A new study led by CU Boulder computer scientist Theodora Chaspiri suggests that certain synthetic intelligence instruments used in healthcare may struggle to accurately process the language patterns employed by people of diverse genders and racial backgrounds, potentially compromising their effectiveness.
The research relies heavily on an unspoken truth about human society: people don’t all communicate in the same way. While women tend to exhibit a more melodious tone in their speech, similar differences emerge when comparing the vocal patterns of individuals from diverse racial backgrounds, such as those between white and African American speakers.
Researchers have found that the discovery of pure variations in data may inadvertently deceive algorithms designed to showcase individuals for mental health purposes, such as anxiety or depression, potentially leading to inaccurate representations. Studies consistently demonstrate that AI, mirroring human biases, can form conclusions rooted in race and gender.
According to Chaspari, an affiliate professor in the Department of Computer Science, “unless AI receives proper education and is sufficiently knowledgeable about consulting best practices, it may perpetuate human or societal biases.”
The researchers published their results in a scientific journal on July 24.
While Chaspari may claim that AI has great potential in healthcare, the reality is that artificial intelligence may indeed be a highly promising expertise within the healthcare sector. Sophisticated algorithms can analyze audio recordings of people conversing, searching for subtle nuances in their language patterns that could indicate underlying psychological health concerns.
Despite being necessary tools for individuals from diverse demographic groups, the computer scientist emphasized that they must operate consistently. To determine whether AI has reached its potential, researchers tested machine learning algorithms by feeding them audio samples of real humans. The study’s findings sparked concern: AI tools seemed to systematically misidentify women at higher risk of depression compared to men – a discrepancy that, in reality, could deny individuals the vital care they require.

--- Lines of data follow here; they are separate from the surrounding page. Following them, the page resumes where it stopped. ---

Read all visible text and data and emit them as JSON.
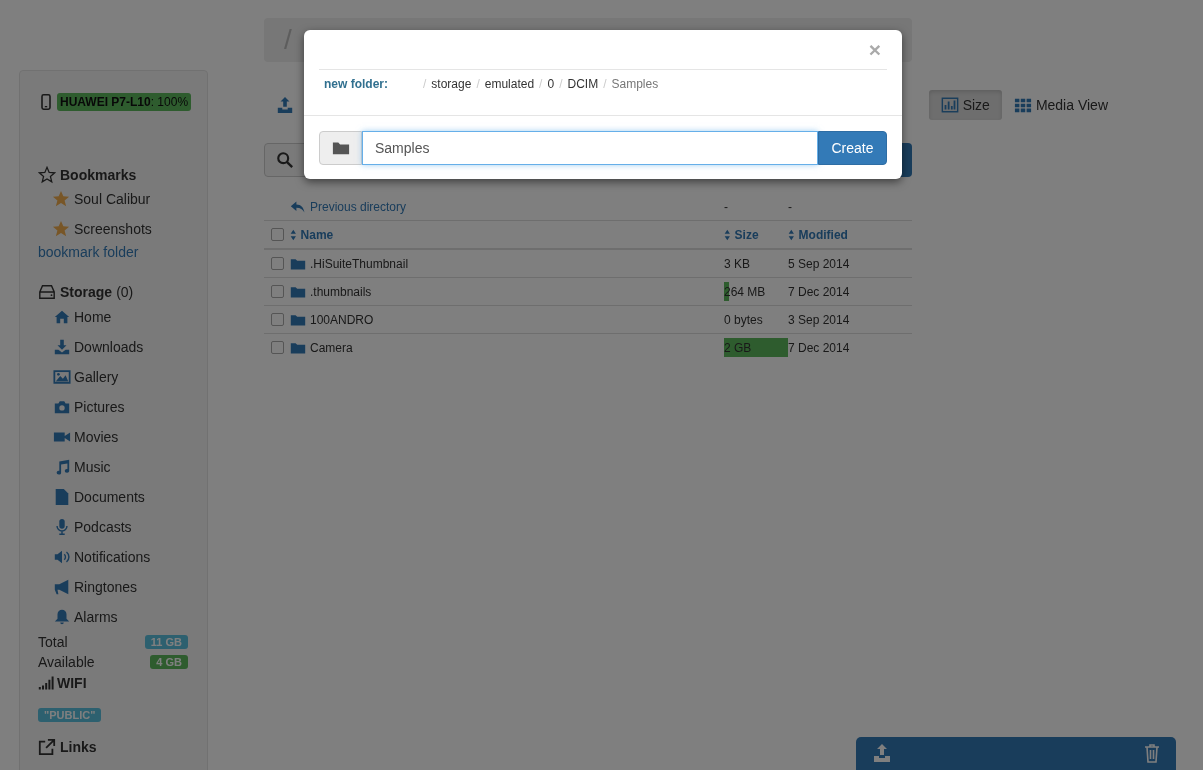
{
  "breadcrumb": {
    "root": "/"
  },
  "device": {
    "label": "**HUAWEI P7-L10**: 100%"
  },
  "bookmarks": {
    "title": "Bookmarks",
    "items": [
      "Soul Calibur",
      "Screenshots"
    ],
    "add_link": "bookmark folder"
  },
  "storage": {
    "title": "Storage",
    "count": "(0)",
    "items": [
      "Home",
      "Downloads",
      "Gallery",
      "Pictures",
      "Movies",
      "Music",
      "Documents",
      "Podcasts",
      "Notifications",
      "Ringtones",
      "Alarms"
    ],
    "total_label": "Total",
    "total": "11 GB",
    "available_label": "Available",
    "available": "4 GB"
  },
  "network": {
    "label": "WIFI",
    "ssid": "\"PUBLIC\""
  },
  "links": {
    "title": "Links"
  },
  "toolbar": [
    {
      "kind": "upload"
    },
    {
      "label": "Size",
      "kind": "size",
      "active": true
    },
    {
      "label": "Media View",
      "kind": "grid",
      "active": false
    }
  ],
  "table": {
    "previous": {
      "label": "Previous directory",
      "size": "-",
      "modified": "-"
    },
    "columns": [
      "Name",
      "Size",
      "Modified"
    ],
    "all_checked": false,
    "rows": [
      {
        "name": ".HiSuiteThumbnail",
        "size": "3 KB",
        "level": 0,
        "modified": "5 Sep 2014",
        "checked": false
      },
      {
        "name": ".thumbnails",
        "size": "264 MB",
        "level": 0.08,
        "modified": "7 Dec 2014",
        "checked": false
      },
      {
        "name": "100ANDRO",
        "size": "0 bytes",
        "level": 0,
        "modified": "3 Sep 2014",
        "checked": false
      },
      {
        "name": "Camera",
        "size": "2 GB",
        "level": 1,
        "modified": "7 Dec 2014",
        "checked": false
      }
    ]
  },
  "modal": {
    "close": "×",
    "label": "new folder:",
    "path": [
      {
        "kind": "sep",
        "label": "/"
      },
      {
        "kind": "dir",
        "label": "storage"
      },
      {
        "kind": "sep",
        "label": "/"
      },
      {
        "kind": "dir",
        "label": "emulated"
      },
      {
        "kind": "sep",
        "label": "/"
      },
      {
        "kind": "dir",
        "label": "0"
      },
      {
        "kind": "sep",
        "label": "/"
      },
      {
        "kind": "dir",
        "label": "DCIM"
      },
      {
        "kind": "sep",
        "label": "/"
      },
      {
        "kind": "current",
        "label": "Samples"
      }
    ],
    "value": "Samples",
    "button": "Create"
  }
}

“With synthetic intelligence, we will establish these fine-grained patterns that people cannot all the time understand,” stated Chaspari, who performed the work as a college member at Texas A&M College. “While there’s a chance, there’s also a substantial amount of risk involved.”

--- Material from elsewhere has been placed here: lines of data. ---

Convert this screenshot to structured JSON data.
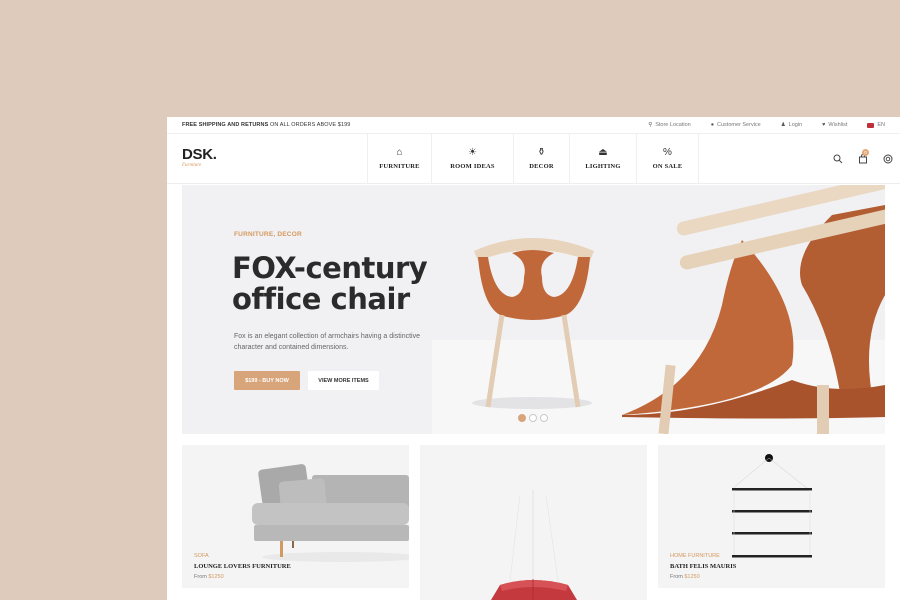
{
  "topbar": {
    "promo_bold": "FREE SHIPPING AND RETURNS",
    "promo_rest": " ON ALL ORDERS ABOVE $199",
    "links": [
      {
        "icon": "map-pin-icon",
        "glyph": "⚲",
        "label": "Store Location"
      },
      {
        "icon": "support-icon",
        "glyph": "●",
        "label": "Customer Service"
      },
      {
        "icon": "user-icon",
        "glyph": "♟",
        "label": "Login"
      },
      {
        "icon": "heart-icon",
        "glyph": "♥",
        "label": "Wishlist"
      },
      {
        "icon": "flag-icon",
        "glyph": "",
        "label": "EN"
      }
    ]
  },
  "header": {
    "logo": "DSK.",
    "logo_sub": "Furniture",
    "nav": [
      {
        "icon": "armchair-icon",
        "glyph": "⌂",
        "label": "FURNITURE"
      },
      {
        "icon": "lightbulb-icon",
        "glyph": "☀",
        "label": "ROOM IDEAS"
      },
      {
        "icon": "vase-icon",
        "glyph": "⚱",
        "label": "DECOR"
      },
      {
        "icon": "lamp-icon",
        "glyph": "⏏",
        "label": "LIGHTING"
      },
      {
        "icon": "discount-icon",
        "glyph": "%",
        "label": "ON SALE"
      }
    ],
    "icons": {
      "search": "⌕",
      "cart": "⛶",
      "cart_count": "0",
      "account": "◎"
    }
  },
  "hero": {
    "category": "FURNITURE, DECOR",
    "title_line1": "FOX-century",
    "title_line2": "office chair",
    "description": "Fox is an elegant collection of armchairs having a distinctive character and contained dimensions.",
    "buy_label": "$199 - BUY NOW",
    "more_label": "VIEW MORE ITEMS",
    "slides": 3,
    "active_slide": 1,
    "colors": {
      "accent": "#d8a47a",
      "leather": "#c0683a",
      "wood": "#e8d3bc"
    }
  },
  "cards": [
    {
      "category": "SOFA",
      "name": "LOUNGE LOVERS FURNITURE",
      "price_prefix": "From ",
      "price": "$1250"
    },
    {
      "category": "",
      "name": "",
      "price_prefix": "",
      "price": ""
    },
    {
      "category": "HOME FURNITURE",
      "name": "BATH FELIS MAURIS",
      "price_prefix": "From ",
      "price": "$1250"
    }
  ]
}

The way individuals typically converse provides a profound window into their underlying emotions and overall wellness – an insight poets and playwrights have long intuitively grasped, acknowledging the power of language to reveal our deepest sentiments.
Individuals exhibiting scientific despair tendencies typically engage in hushed conversations, often delivered in a flat, monotonous tone. People struggling with anxiety often exhibit a higher-pitched voice and increased “breathiness,” a measure of the natural tremor or wavering in their tone.

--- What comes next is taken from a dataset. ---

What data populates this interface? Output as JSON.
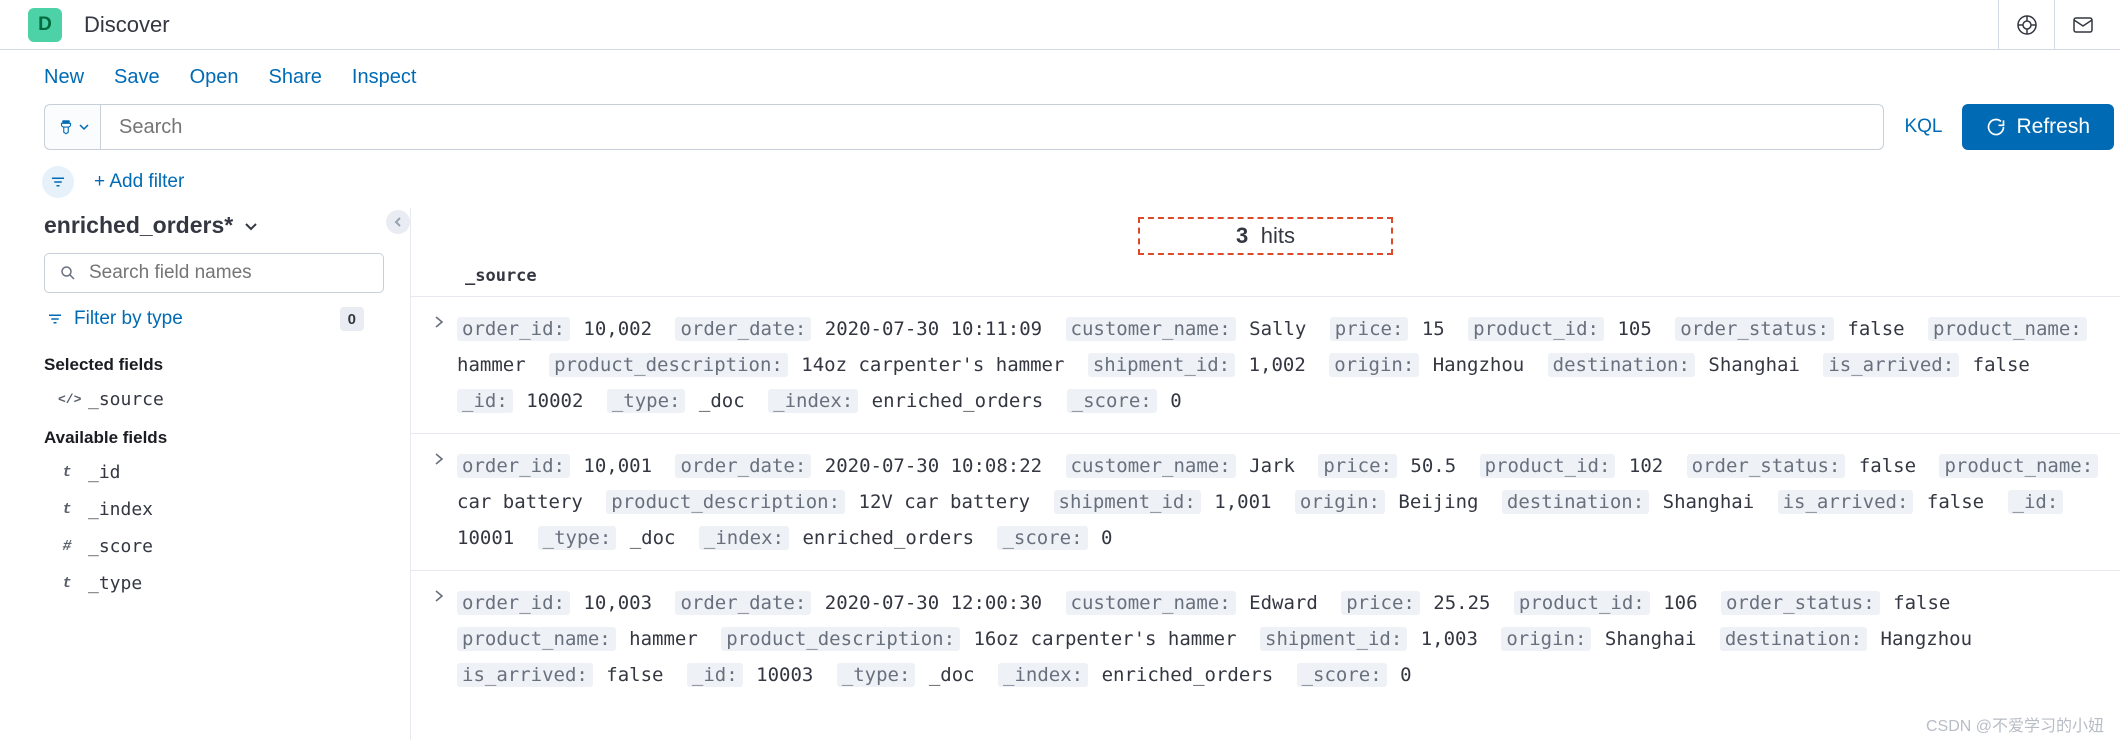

“We’re all familiar with the notion that speech can be greatly influenced by one’s physical attributes,” Chaspari said. “For despair, studies have shown that alterations in vibration patterns within the vocal folds can occur, as well as changes in how the voice is modulated through the vocal tract.”
Over time, researchers have designed and refined AI tools to identify subtle genetic variations like these.
Researchers Chaspari and her team decided to scrutinize the algorithms at a microscopic level. To effectively gauge social skills, the group utilized a diverse array of recorded conversations, featuring individuals speaking in various settings. Men and women conversed extensively within the confines of a professional healthcare environment, akin to a physician’s office. In every situation, individual members of the audio system completed questionnaires assessing their mental wellbeing. The research included Michael Yang and Abd-Allah El-Attar, undergraduate college students at Texas A&M.
The results seemed scattered, lacking coherence.
In public speaking recordings, Latino participants revealed higher levels of nervousness compared to their white and Black counterparts. Despite its advanced capabilities, the AI failed to recognize the individual’s elevated anxiety levels. In the second experiment, the algorithms equally identified women and men as susceptible to despair. Despite appearances, the female audio system displayed pronounced signs of distress at significantly elevated rates.
Chaspari stresses that the group’s accomplishments represent merely a starting point. Researchers should examine extensive audio records from diverse populations to uncover why AI systems struggle with specific scenarios, ultimately addressing biases by refining their training datasets.
While acknowledging the significance of AI in medicine, she cautioned that its introduction requires a cautious approach.
“If our analysis indicates that an algorithm consistently underestimates despair levels among a specific population, it’s crucial we alert clinicians to this potential bias.”